Train data creation:
Labeled Data : Create a folder with name Labeled and copy the 11 train datasets into it.
Unlabled Data : Create a folder with name Unlabeled and copy the unlabeled data into it.
Test Data: Create a folder with name Test and copy the test data into it.
Co_Training_2C
Input: Labeled and Unlabeled data Output: A classier that takes an unlabeled document and predicts a class label
Steps to run the code:
Step1: Upload all the labeled, unlabeled and test data into the google drive and mention the path of the files to the respective variables in the code.
Step2: All the results are written into a text file. Mention the path of the file names.
Step3: Run all the cells in the notebook.
Co_Training_3C
Co-training algorithm with 3 classifiers which are Random Forest, Support Vector Machine and LightGBM.
Input: Labeled and Unlabeled data Output: A classier that takes an unlabeled document and predicts a class label
Steps to run the code:
Step1: Upload all the labeled, unlabeled and test data into the google drive and mention the path of the files to the respective variables in the code.
Step2: All the results are written into a text file. Mention the path of the file names.
Step3: Run all the cells in the notebook.
Input : Labeled and Unlabeled data Output: A best model that can predict the class labels of unlabeled data.
Steps to run the code:
Step1: Upload all the labeled, unlabeled and test data into the google drive and mention the path of the files to the respective variables in the code.
Step2: All the results are written into a text file. Mention the path of the file names.
Step3: Run all the cells in the notebook.
Step1: Upload all the labeled, unlabeled and test data into the google drive and mention the path of the files to the respective variables in the code.
Step2: All the results are written into a text file. Mention the path of the file names.
Step3: Change the variables 'Threshold' and 'unlabel_size_list' accoding to the experiment.
Step4: Run all the cells in the notebook.

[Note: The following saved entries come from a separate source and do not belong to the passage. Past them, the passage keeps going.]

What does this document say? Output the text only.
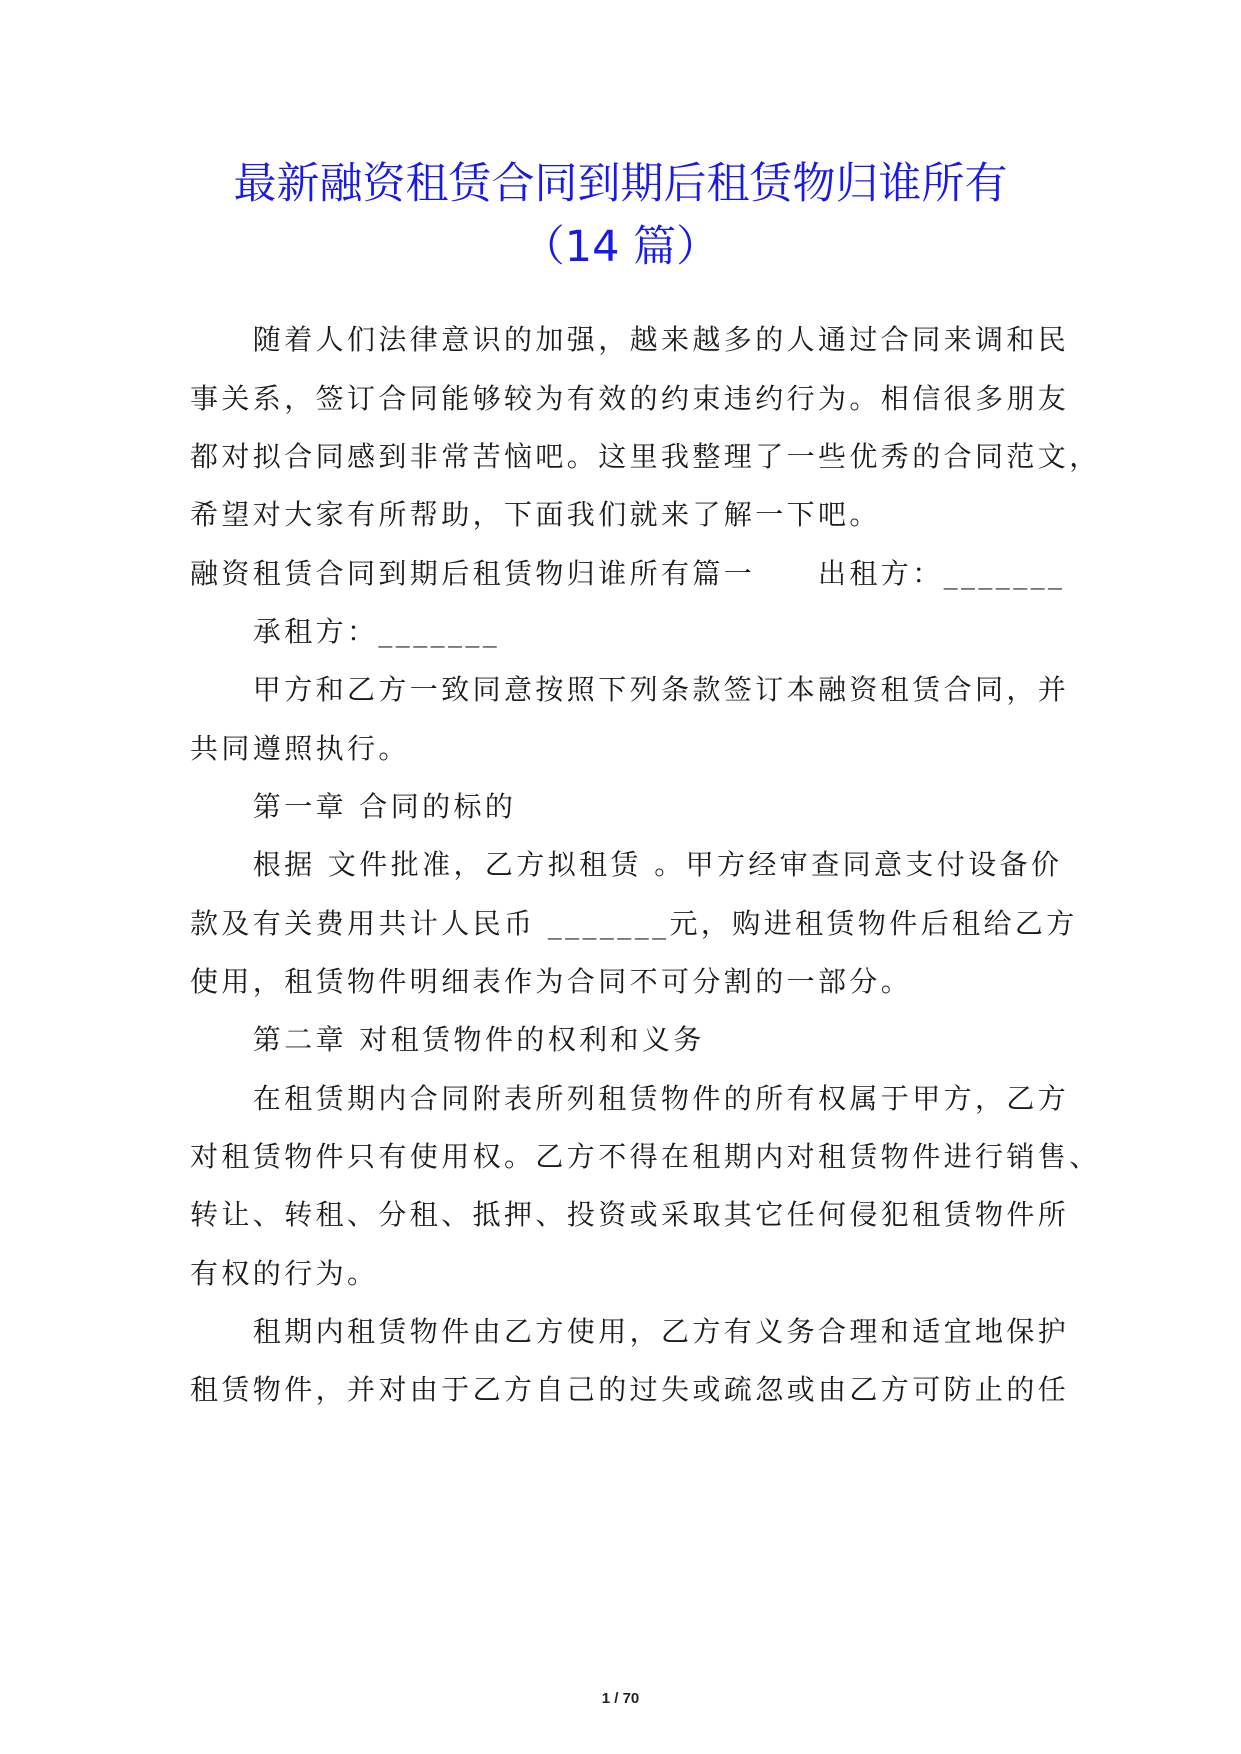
最新融资租赁合同到期后租赁物归谁所有
（14 篇）
　　随着人们法律意识的加强，越来越多的人通过合同来调和民
事关系，签订合同能够较为有效的约束违约行为。相信很多朋友
都对拟合同感到非常苦恼吧。这里我整理了一些优秀的合同范文，
希望对大家有所帮助，下面我们就来了解一下吧。
融资租赁合同到期后租赁物归谁所有篇一　　出租方：_______
　　承租方：_______
　　甲方和乙方一致同意按照下列条款签订本融资租赁合同，并
共同遵照执行。
　　第一章 合同的标的
　　根据 文件批准，乙方拟租赁 。甲方经审查同意支付设备价
款及有关费用共计人民币 _______元，购进租赁物件后租给乙方
使用，租赁物件明细表作为合同不可分割的一部分。
　　第二章 对租赁物件的权利和义务
　　在租赁期内合同附表所列租赁物件的所有权属于甲方，乙方
对租赁物件只有使用权。乙方不得在租期内对租赁物件进行销售、
转让、转租、分租、抵押、投资或采取其它任何侵犯租赁物件所
有权的行为。
　　租期内租赁物件由乙方使用，乙方有义务合理和适宜地保护
租赁物件，并对由于乙方自己的过失或疏忽或由乙方可防止的任
1 / 70
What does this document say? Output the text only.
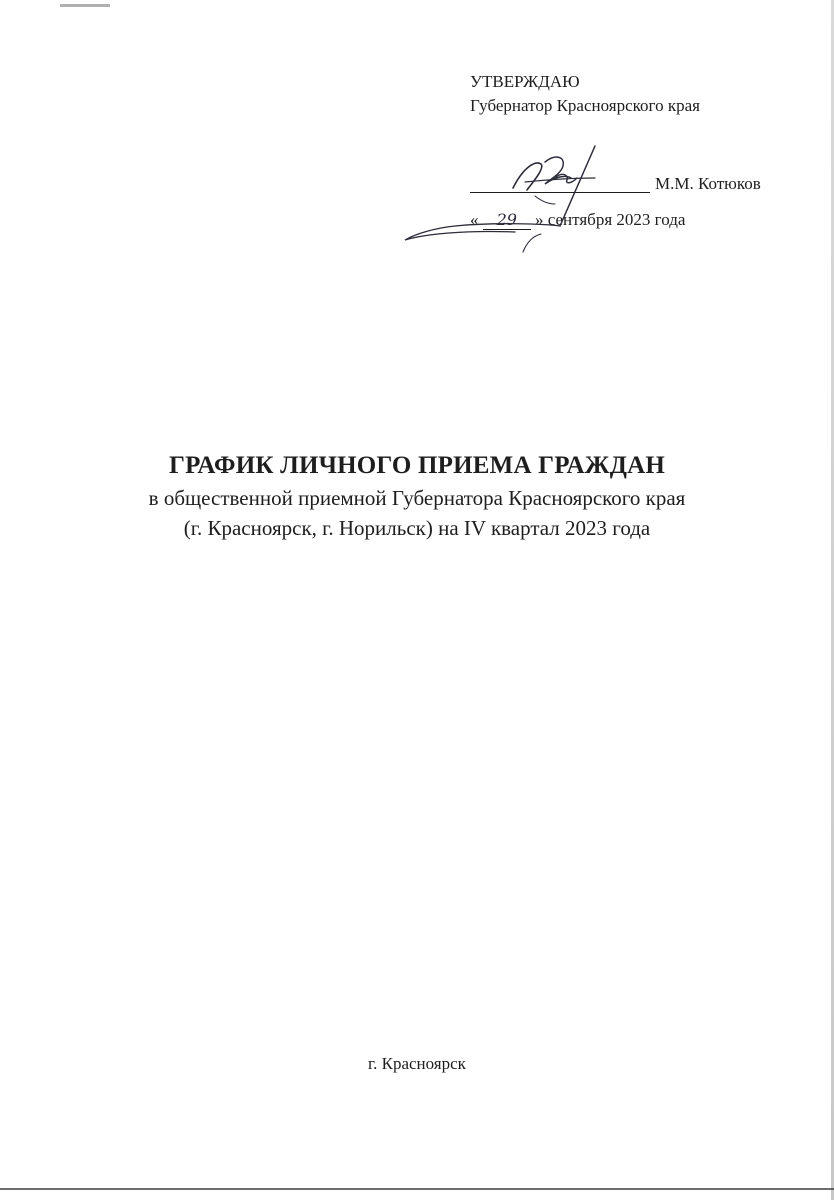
УТВЕРЖДАЮ
Губернатор Красноярского края
М.М. Котюков
« 29 » сентября 2023 года
ГРАФИК ЛИЧНОГО ПРИЕМА ГРАЖДАН
в общественной приемной Губернатора Красноярского края
(г. Красноярск, г. Норильск) на IV квартал 2023 года
г. Красноярск
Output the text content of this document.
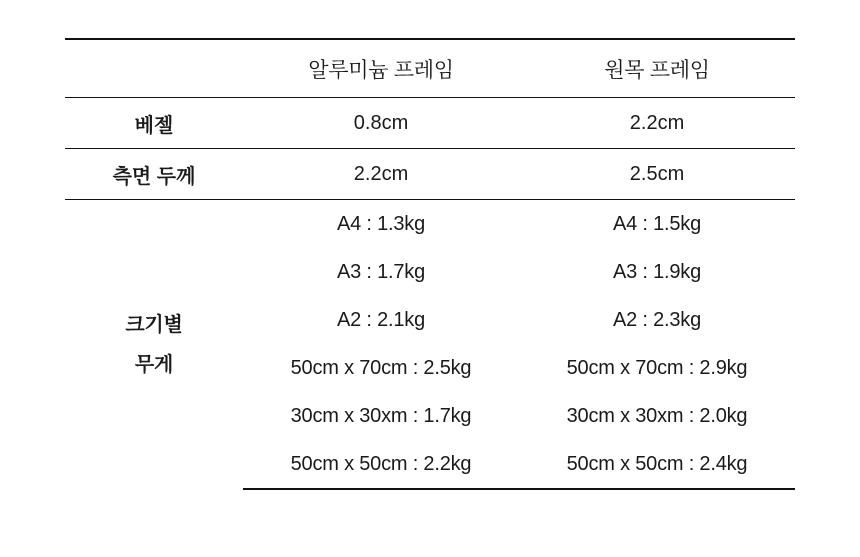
	알루미늄 프레임	원목 프레임
베젤	0.8cm	2.2cm
측면 두께	2.2cm	2.5cm

크기별
무게	A4 : 1.3kg	A4 : 1.5kg
	A3 : 1.7kg	A3 : 1.9kg
	A2 : 2.1kg	A2 : 2.3kg
	50cm x 70cm : 2.5kg	50cm x 70cm : 2.9kg
	30cm x 30xm : 1.7kg	30cm x 30xm : 2.0kg
	50cm x 50cm : 2.2kg	50cm x 50cm : 2.4kg
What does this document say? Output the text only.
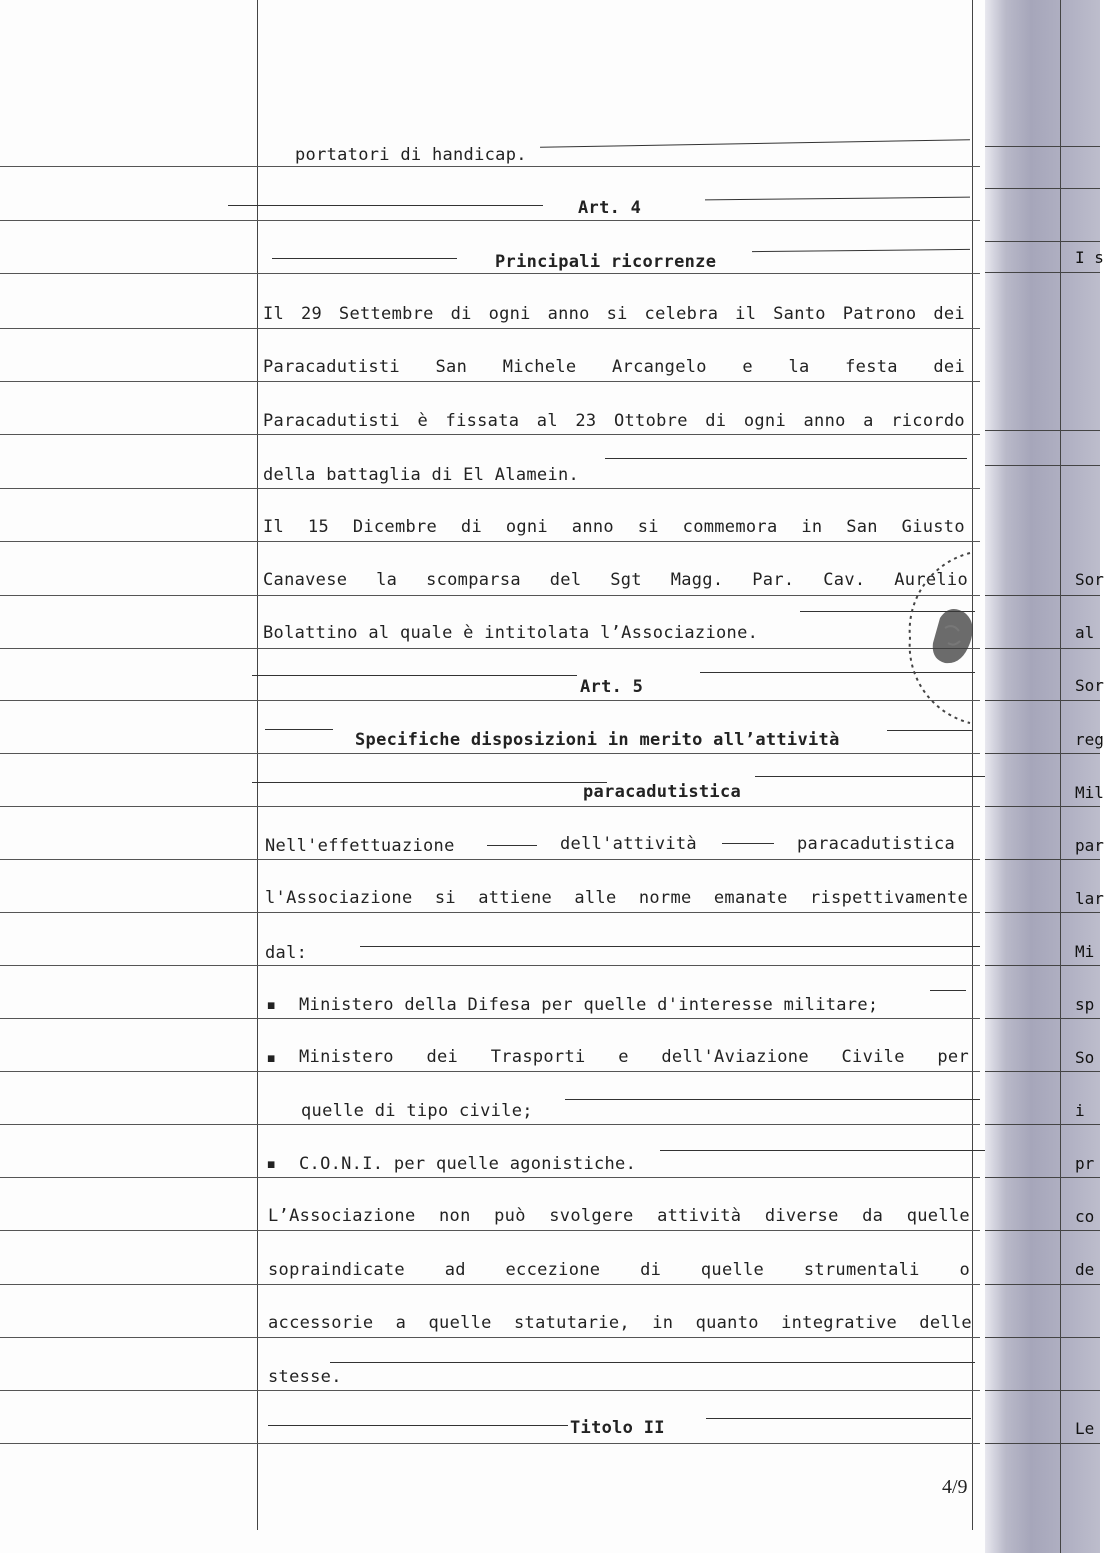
portatori di handicap.
Art. 4
Principali ricorrenze
Il 29 Settembre di ogni anno si celebra il Santo Patrono dei
Paracadutisti San Michele Arcangelo e la festa dei
Paracadutisti è fissata al 23 Ottobre di ogni anno a ricordo
della battaglia di El Alamein.
Il 15 Dicembre di ogni anno si commemora in San Giusto
Canavese la scomparsa del Sgt Magg. Par. Cav. Aurelio
Bolattino al quale è intitolata l’Associazione.
Art. 5
Specifiche disposizioni in merito all’attività
paracadutistica
Nell'effettuazione	dell'attività	paracadutistica
l'Associazione si attiene alle norme emanate rispettivamente
dal:
▪ Ministero della Difesa per quelle d'interesse militare;
▪ Ministero dei Trasporti e dell'Aviazione Civile per
quelle di tipo civile;
▪ C.O.N.I. per quelle agonistiche.
L’Associazione non può svolgere attività diverse da quelle
sopraindicate ad eccezione di quelle strumentali o
accessorie a quelle statutarie, in quanto integrative delle
stesse.
Titolo II
4/9
I s
Sor
al
Sor
reg
Mil
par
lar
Mi
sp
So
i
pr
co
de
Le
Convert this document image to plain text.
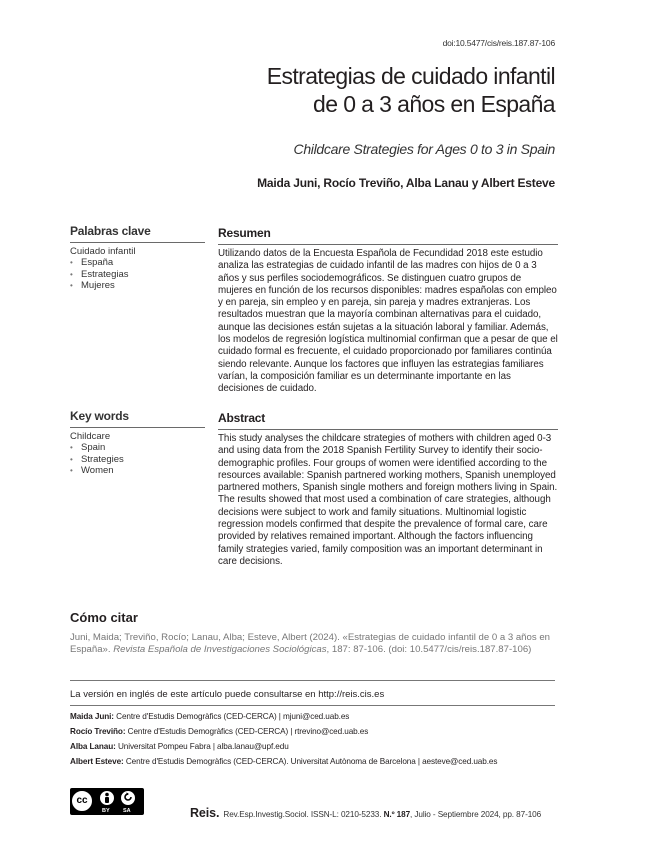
doi:10.5477/cis/reis.187.87-106
Estrategias de cuidado infantil
de 0 a 3 años en España
Childcare Strategies for Ages 0 to 3 in Spain
Maida Juni, Rocío Treviño, Alba Lanau y Albert Esteve
Palabras clave
Cuidado infantil
• España
• Estrategias
• Mujeres
Resumen

Utilizando datos de la Encuesta Española de Fecundidad 2018 este estudio analiza las estrategias de cuidado infantil de las madres con hijos de 0 a 3 años y sus perfiles sociodemográficos. Se distinguen cuatro grupos de mujeres en función de los recursos disponibles: madres españolas con empleo y en pareja, sin empleo y en pareja, sin pareja y madres extranjeras. Los resultados muestran que la mayoría combinan alternativas para el cuidado, aunque las decisiones están sujetas a la situación laboral y familiar. Además, los modelos de regresión logística multinomial confirman que a pesar de que el cuidado formal es frecuente, el cuidado proporcionado por familiares continúa siendo relevante. Aunque los factores que influyen las estrategias familiares varían, la composición familiar es un determinante importante en las decisiones de cuidado.

Key words
Childcare
• Spain
• Strategies
• Women
Abstract

This study analyses the childcare strategies of mothers with children aged 0-3 and using data from the 2018 Spanish Fertility Survey to identify their socio-demographic profiles. Four groups of women were identified according to the resources available: Spanish partnered working mothers, Spanish unemployed partnered mothers, Spanish single mothers and foreign mothers living in Spain. The results showed that most used a combination of care strategies, although decisions were subject to work and family situations. Multinomial logistic regression models confirmed that despite the prevalence of formal care, care provided by relatives remained important. Although the factors influencing family strategies varied, family composition was an important determinant in care decisions.

Cómo citar
Juni, Maida; Treviño, Rocío; Lanau, Alba; Esteve, Albert (2024). «Estrategias de cuidado infantil de 0 a 3 años en España». Revista Española de Investigaciones Sociológicas, 187: 87-106. (doi: 10.5477/cis/reis.187.87-106)
La versión en inglés de este artículo puede consultarse en http://reis.cis.es
Maida Juni: Centre d'Estudis Demogràfics (CED-CERCA) | mjuni@ced.uab.es
Rocío Treviño: Centre d'Estudis Demogràfics (CED-CERCA) | rtrevino@ced.uab.es
Alba Lanau: Universitat Pompeu Fabra | alba.lanau@upf.edu
Albert Esteve: Centre d'Estudis Demogràfics (CED-CERCA). Universitat Autònoma de Barcelona | aesteve@ced.uab.es
cc
BY SA	Reis. Rev.Esp.Investig.Sociol. ISSN-L: 0210-5233. N.º 187, Julio - Septiembre 2024, pp. 87-106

All the codes that are related to supervised Learning can be run using the below steps.
Step1: Upload all the labeled and test data into the google drive and mention the path of the files to the respective variables in the code.
Step2: Run all the cells in the notebook.
For Supervised_allData
Comment and uncomment the classifiers according to the experiment.
For example: If you need to run the LightGBM, uncomment the LightGBM classifier and comment the all the other classifiers.